Not perhaps the most obvious way to start the year studying King Lear though in convivial surroundings, plenished with good food and wine and in excellent company.
King Lear is Shakespeare's most unremitting play - family dysfunction, graphic violence, madness, mystery and no easily redeeming end. Indeed, as I learnt, from the 1680s to the 1840s, an adaption was made, borrowing from the earlier play from which Shakespeare himself had borrowed, to restore a 'happy' ending with Cordelia alive caring for a rejuvenated, renewed Lear. It would be an exploration in reception theory itself to understand precisely why those changes happened and why we reverted to Shakespeare's original when we did.
Meanwhile, the play was examined by universally excellent speakers, in watching Olivier's performance (televised by Granada), in study groups and in informal conversation (and no doubt in ruminative walks in the greyness of Windsor Great Park)!
I was very struck by how significant Shakespeare was to many of my fellow retreatants whether springing as an early or later love and especially when people reminisced over particular performances and compared them - Olivier or McKellen, Holm or Hopkins - though nobody in my hearing mentioned Jacobi (depicted here). Thankfully others were as ignorant as I and the days worked because both innocence and experience, knowledge and the refreshing pairs of new eyes were valued.
I had seen the play precisely twice - Robert Stephens at Stratford and Peter Brook's film with Paul Scofield - (both of which the experts rated) - and read it, I think, twice, once years ago and once in preparation for the retreat.
There is nothing like spending four days with fifty people to make you realise how polyvalent are the possible meanings in a text (especially here when the author's voice and life [pace postmodern theorising] is not here to help you frame those possibilities).
This time the thing that emerged most strongly was the profound difficulties of ageing. Lear wanting to surrender all and yet not wanting it. His offer to divide his kingdom is not unconditional. It demands protestations of love, that with Cordelia's nuanced response goes awry, and even when undertaken, with the two 'remaining' sisters is not followed through in any heartfelt or indeed practical manner. You recognise in this the continuously difficult balancing act everyone must play as they age - what do I no longer need to do or be this or that and when is the apt time to let this or that go, recognising the diminishment yet also possibly a newer, unfamiliar freedom too?
You recognise too that 'cause' and 'explanation' are mismatched throughout. Why something happens as it does is never met by any obvious explanation in the text. Why, for example, King Lear does fly into such a rage when Cordelia, so beloved momentarily before, does not give Lear the answer he needs? Or why Edmund is so determined to displace his half brother, then his father, in such a calculatingly cold (and opportunistic) manner? It is as if Shakespeare is simultaneously saying (at least) two things - each and every one of us remains opaque to others (and possible to ourselves); and, second, the response to this opacity is dependent on our willingness to deepen the range of our awareness, a journey we can refuse; and, in refusing may find it thrust upon us in any case. The repressed returns (even prior to the sanction of Freud). Lear has madness break him into a renewed, if flickering, self-awareness, Edgar takes on the semblance of madness to meet a renewing obligation to his father, the Duke of Gloucester who, in turn, is literally blinded so that out of this trauma, he recovers sight. The world seems strangely determined that we should see at often an unremitting costliness.

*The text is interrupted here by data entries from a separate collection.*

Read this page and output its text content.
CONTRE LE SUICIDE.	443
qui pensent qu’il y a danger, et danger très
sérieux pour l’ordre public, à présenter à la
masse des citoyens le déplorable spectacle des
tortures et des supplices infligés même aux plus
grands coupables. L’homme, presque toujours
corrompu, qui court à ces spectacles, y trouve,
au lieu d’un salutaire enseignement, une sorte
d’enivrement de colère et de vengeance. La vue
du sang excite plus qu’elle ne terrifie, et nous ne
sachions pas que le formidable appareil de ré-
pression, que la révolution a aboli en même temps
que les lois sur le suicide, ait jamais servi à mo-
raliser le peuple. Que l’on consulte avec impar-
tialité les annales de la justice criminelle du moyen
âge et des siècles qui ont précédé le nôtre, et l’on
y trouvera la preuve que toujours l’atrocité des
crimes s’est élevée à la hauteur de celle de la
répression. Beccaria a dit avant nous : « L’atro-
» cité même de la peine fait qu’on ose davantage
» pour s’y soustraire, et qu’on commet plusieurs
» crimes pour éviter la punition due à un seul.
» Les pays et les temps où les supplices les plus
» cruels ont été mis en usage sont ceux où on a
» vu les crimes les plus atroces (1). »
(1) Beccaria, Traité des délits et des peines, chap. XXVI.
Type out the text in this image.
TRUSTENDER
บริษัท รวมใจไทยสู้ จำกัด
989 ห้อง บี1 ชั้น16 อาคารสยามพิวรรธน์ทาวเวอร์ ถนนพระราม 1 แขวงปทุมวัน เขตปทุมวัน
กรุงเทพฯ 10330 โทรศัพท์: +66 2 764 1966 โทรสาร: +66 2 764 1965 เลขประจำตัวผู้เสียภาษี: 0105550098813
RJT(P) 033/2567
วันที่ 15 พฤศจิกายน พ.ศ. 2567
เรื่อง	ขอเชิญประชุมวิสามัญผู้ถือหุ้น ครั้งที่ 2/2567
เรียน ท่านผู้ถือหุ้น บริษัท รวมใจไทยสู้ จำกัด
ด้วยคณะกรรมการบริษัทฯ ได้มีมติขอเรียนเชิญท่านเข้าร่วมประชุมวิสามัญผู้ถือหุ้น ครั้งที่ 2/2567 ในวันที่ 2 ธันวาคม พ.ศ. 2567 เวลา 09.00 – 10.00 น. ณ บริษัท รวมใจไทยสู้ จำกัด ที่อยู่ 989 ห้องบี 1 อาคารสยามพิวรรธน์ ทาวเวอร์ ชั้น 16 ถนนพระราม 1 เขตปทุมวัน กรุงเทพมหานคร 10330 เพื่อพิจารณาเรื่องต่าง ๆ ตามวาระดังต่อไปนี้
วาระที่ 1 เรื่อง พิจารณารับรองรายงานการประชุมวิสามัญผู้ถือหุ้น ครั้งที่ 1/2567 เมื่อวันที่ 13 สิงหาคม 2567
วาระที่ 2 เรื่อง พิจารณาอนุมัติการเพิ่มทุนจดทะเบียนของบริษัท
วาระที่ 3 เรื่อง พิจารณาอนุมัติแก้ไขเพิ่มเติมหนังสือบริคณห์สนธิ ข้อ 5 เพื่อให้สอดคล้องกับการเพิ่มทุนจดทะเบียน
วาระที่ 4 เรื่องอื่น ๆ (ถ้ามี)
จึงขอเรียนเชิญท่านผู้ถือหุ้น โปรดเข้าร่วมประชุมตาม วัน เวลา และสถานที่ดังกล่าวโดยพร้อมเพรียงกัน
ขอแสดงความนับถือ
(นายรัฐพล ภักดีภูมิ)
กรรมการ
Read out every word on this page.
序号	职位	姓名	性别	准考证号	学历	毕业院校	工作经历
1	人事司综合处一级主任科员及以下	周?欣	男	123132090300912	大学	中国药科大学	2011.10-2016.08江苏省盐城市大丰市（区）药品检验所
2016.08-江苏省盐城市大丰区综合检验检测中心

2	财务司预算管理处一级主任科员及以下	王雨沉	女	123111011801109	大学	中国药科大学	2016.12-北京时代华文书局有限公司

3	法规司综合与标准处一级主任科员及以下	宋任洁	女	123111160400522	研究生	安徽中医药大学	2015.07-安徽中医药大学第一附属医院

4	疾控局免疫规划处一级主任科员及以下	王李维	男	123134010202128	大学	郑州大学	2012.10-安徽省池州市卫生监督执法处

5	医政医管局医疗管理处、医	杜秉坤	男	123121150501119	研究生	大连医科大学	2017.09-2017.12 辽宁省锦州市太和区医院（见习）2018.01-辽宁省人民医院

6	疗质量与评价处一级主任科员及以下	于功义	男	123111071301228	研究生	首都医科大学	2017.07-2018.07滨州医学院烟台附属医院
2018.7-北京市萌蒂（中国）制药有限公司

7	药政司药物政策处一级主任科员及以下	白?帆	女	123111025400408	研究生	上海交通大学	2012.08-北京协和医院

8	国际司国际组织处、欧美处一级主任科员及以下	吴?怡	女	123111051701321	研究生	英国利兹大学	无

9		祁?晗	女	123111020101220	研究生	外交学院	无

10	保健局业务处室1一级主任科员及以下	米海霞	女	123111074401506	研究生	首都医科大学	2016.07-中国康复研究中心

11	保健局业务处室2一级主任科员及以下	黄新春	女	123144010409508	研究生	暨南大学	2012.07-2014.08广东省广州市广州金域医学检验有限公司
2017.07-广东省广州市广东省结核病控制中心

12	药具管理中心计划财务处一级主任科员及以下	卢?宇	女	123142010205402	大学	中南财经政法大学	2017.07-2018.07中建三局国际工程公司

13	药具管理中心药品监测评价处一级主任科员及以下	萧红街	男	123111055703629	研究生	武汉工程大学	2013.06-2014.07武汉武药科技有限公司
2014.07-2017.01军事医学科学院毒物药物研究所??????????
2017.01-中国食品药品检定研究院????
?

Finally, I was reminded that Shakespeare is the most embodied of intellectuals by which I mean that none of his ideas are in search of a text. They come fully clothed in a precision of language and observation that continually invites and re-invites contemplation. They strike the depths in us repeatedly before coming to the surface; and, as they arise can take us in many fruitful directions. Most especially he is concerned to invite us to question everything, and live in the questioning, for only out of the awareness this gives rise to might we find answering responses.
Nothing except the play itself is a given.